Regarding the ability to worry as an inherited characteristic is one example of denying fear by keeping things the same. ‘I’m a worrier, my parents are worriers, my grandparents were worriers, my children will be worriers.’ There are many ‘characters’ who devote their efforts to stopping life changing. Since life is change, such efforts achieve little success. Nevertheless, that does not stop ‘characters’ who want to keep everything the same from trying to do this. Such extravert ‘characters’ try to maintain relationships no matter how damaging or empty these relationships may be. As Rachel said, ‘I can’t stand severing a relationship. It wounds me.’ Such introvert ‘characters’ try to prevent their organization and their control of situations changing. They insist that things have to be kept a certain way, that actions have to be performed a certain way.

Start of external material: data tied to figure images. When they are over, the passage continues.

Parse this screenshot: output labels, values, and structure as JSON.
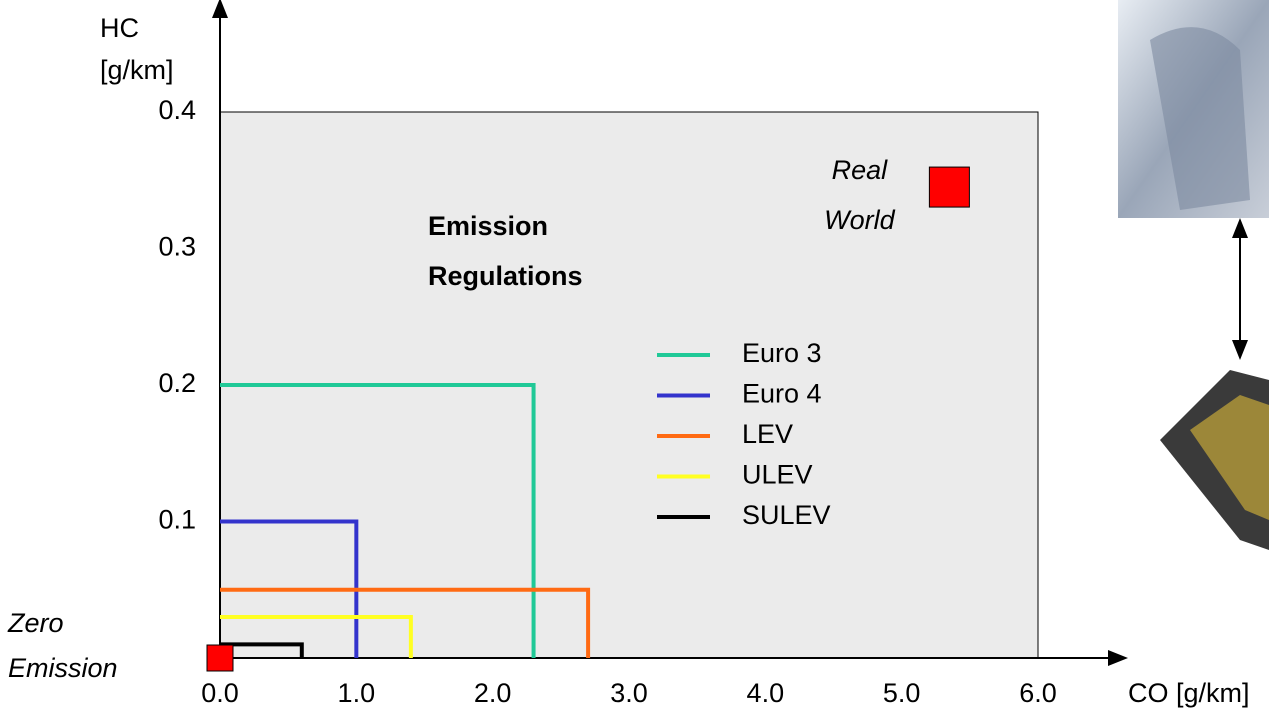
{
  "chart_data": {
    "type": "line",
    "xlabel": "CO [g/km]",
    "ylabel_lines": [
      "HC",
      "[g/km]"
    ],
    "xlim": [
      0,
      6
    ],
    "ylim": [
      0,
      0.4
    ],
    "xticks": [
      {
        "value": 0,
        "label": "0.0"
      },
      {
        "value": 1,
        "label": "1.0"
      },
      {
        "value": 2,
        "label": "2.0"
      },
      {
        "value": 3,
        "label": "3.0"
      },
      {
        "value": 4,
        "label": "4.0"
      },
      {
        "value": 5,
        "label": "5.0"
      },
      {
        "value": 6,
        "label": "6.0"
      }
    ],
    "yticks": [
      0.1,
      0.2,
      0.3,
      0.4
    ],
    "background": "#ebebeb",
    "annotation_lines": [
      "Emission",
      "Regulations"
    ],
    "series": [
      {
        "name": "Euro 3",
        "color": "#20c997",
        "x": [
          2.3
        ],
        "values": [
          0.2
        ]
      },
      {
        "name": "Euro 4",
        "color": "#3333cc",
        "x": [
          1.0
        ],
        "values": [
          0.1
        ]
      },
      {
        "name": "LEV",
        "color": "#ff6a13",
        "x": [
          2.7
        ],
        "values": [
          0.05
        ]
      },
      {
        "name": "ULEV",
        "color": "#ffff22",
        "x": [
          1.4
        ],
        "values": [
          0.03
        ]
      },
      {
        "name": "SULEV",
        "color": "#000000",
        "x": [
          0.6
        ],
        "values": [
          0.01
        ]
      }
    ],
    "points": [
      {
        "label_lines": [
          "Real",
          "World"
        ],
        "x": 5.35,
        "y": 0.345,
        "color": "#ff0000"
      },
      {
        "label_lines": [
          "Zero",
          "Emission"
        ],
        "x": 0,
        "y": 0,
        "color": "#ff0000"
      }
    ]
  }
}
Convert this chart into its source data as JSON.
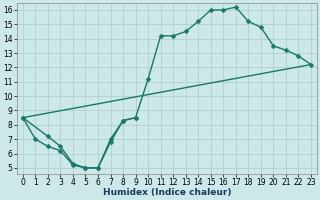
{
  "background_color": "#cce8e8",
  "grid_color": "#aacccc",
  "line_color": "#1a7868",
  "xlabel": "Humidex (Indice chaleur)",
  "xlim": [
    -0.5,
    23.5
  ],
  "ylim": [
    4.6,
    16.5
  ],
  "xticks": [
    0,
    1,
    2,
    3,
    4,
    5,
    6,
    7,
    8,
    9,
    10,
    11,
    12,
    13,
    14,
    15,
    16,
    17,
    18,
    19,
    20,
    21,
    22,
    23
  ],
  "yticks": [
    5,
    6,
    7,
    8,
    9,
    10,
    11,
    12,
    13,
    14,
    15,
    16
  ],
  "curve1_x": [
    0,
    1,
    2,
    3,
    4,
    5,
    6,
    7,
    8,
    9,
    10,
    11,
    12,
    13,
    14,
    15,
    16,
    17,
    18,
    19,
    20,
    21,
    22,
    23
  ],
  "curve1_y": [
    8.5,
    7.0,
    6.5,
    6.2,
    5.2,
    5.0,
    5.0,
    6.8,
    8.3,
    8.5,
    11.2,
    14.2,
    14.2,
    14.5,
    15.2,
    16.0,
    16.0,
    16.2,
    15.2,
    14.8,
    13.5,
    13.2,
    12.8,
    12.2
  ],
  "curve2_x": [
    0,
    2,
    3,
    4,
    5,
    6,
    7,
    8,
    9
  ],
  "curve2_y": [
    8.5,
    7.2,
    6.5,
    5.3,
    5.0,
    5.0,
    7.0,
    8.3,
    8.5
  ],
  "curve3_x": [
    0,
    23
  ],
  "curve3_y": [
    8.5,
    12.2
  ],
  "marker_size": 2.5,
  "line_width": 1.0,
  "tick_fontsize": 5.5,
  "xlabel_fontsize": 6.5
}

The contents of their rooms must never be changed around, or they must always dress in a particular style, or ceremonies, like the family’s celebration of Christmas, must always be carried out in the same way.

The belief that by repeating our actions we prevent life from changing is as magical as the belief that if you do not talk about a thing it has not happened. This belief often underlies the thinking of those ‘characters’ who take great pride in keeping things to yourself. Such people believe that talking about worries makes them worse, or that admitting fear to yourself and to others shows you to be weak and despicable. This can end in tragedy, as the story of Willie Peacock shows. In 1985 the UK government under Margaret Thatcher wanted to close down most of the mining industry. The miners fought back with a strike in which there was much brutality on the part of the police and, on occasion, on the part of the miners.

The widow of Willie Peacock yesterday accused his fellow miners of hounding him to his death. It was his wife Elizabeth who found him when she got home from work. She opened the front door and saw him hanging from a rafter - unable, she believes, to face one more day’s torment in the pit.

Yesterday, union delegate David Hamilton ordered 1,200 men at Willie’s colliery to stop work for 24 hours as a ‘mark of respect’ but Mrs Peacock is not impressed. ‘As far as I am concerned,’ she said, ‘the NUM can send them back.’

Willie’s friends say that men who stayed out on strike for a year picked on him because he went back after nine months sickened by the murder of a Welsh taxi driver taking a miner to work. His lunch box was contaminated with urine and excrement. His safety was threatened in whispered phone calls that taunted him for ‘being a scab’. His injured foot was stamped on until it was bruised. But Willie never said a word about it to his wife because he did not want to worry her. ‘I knew nothing of what he was going through,’ she said yesterday. ‘That’s the way he was.’

Only since his death, at 41, has she learned of the harassment he suffered. Willie, married 16 years, will be buried today. His last words to his wife were ‘See you later’ and his last present was a model of a miner pushing a coal truck.1

We might wonder why Mrs Peacock had not noticed that something was amiss with her husband, but then many women collude with their spouses in pretending that they are strong, imperturbable, silent men. Such a collusion relieves the wife of the responsibility of taking her husband’s feelings into account. Many women believe without question the John Wayne myth that men never get frightened. Thus they can ignore the suffering that some men undergo and collude with the denial of fear which so many men try to achieve.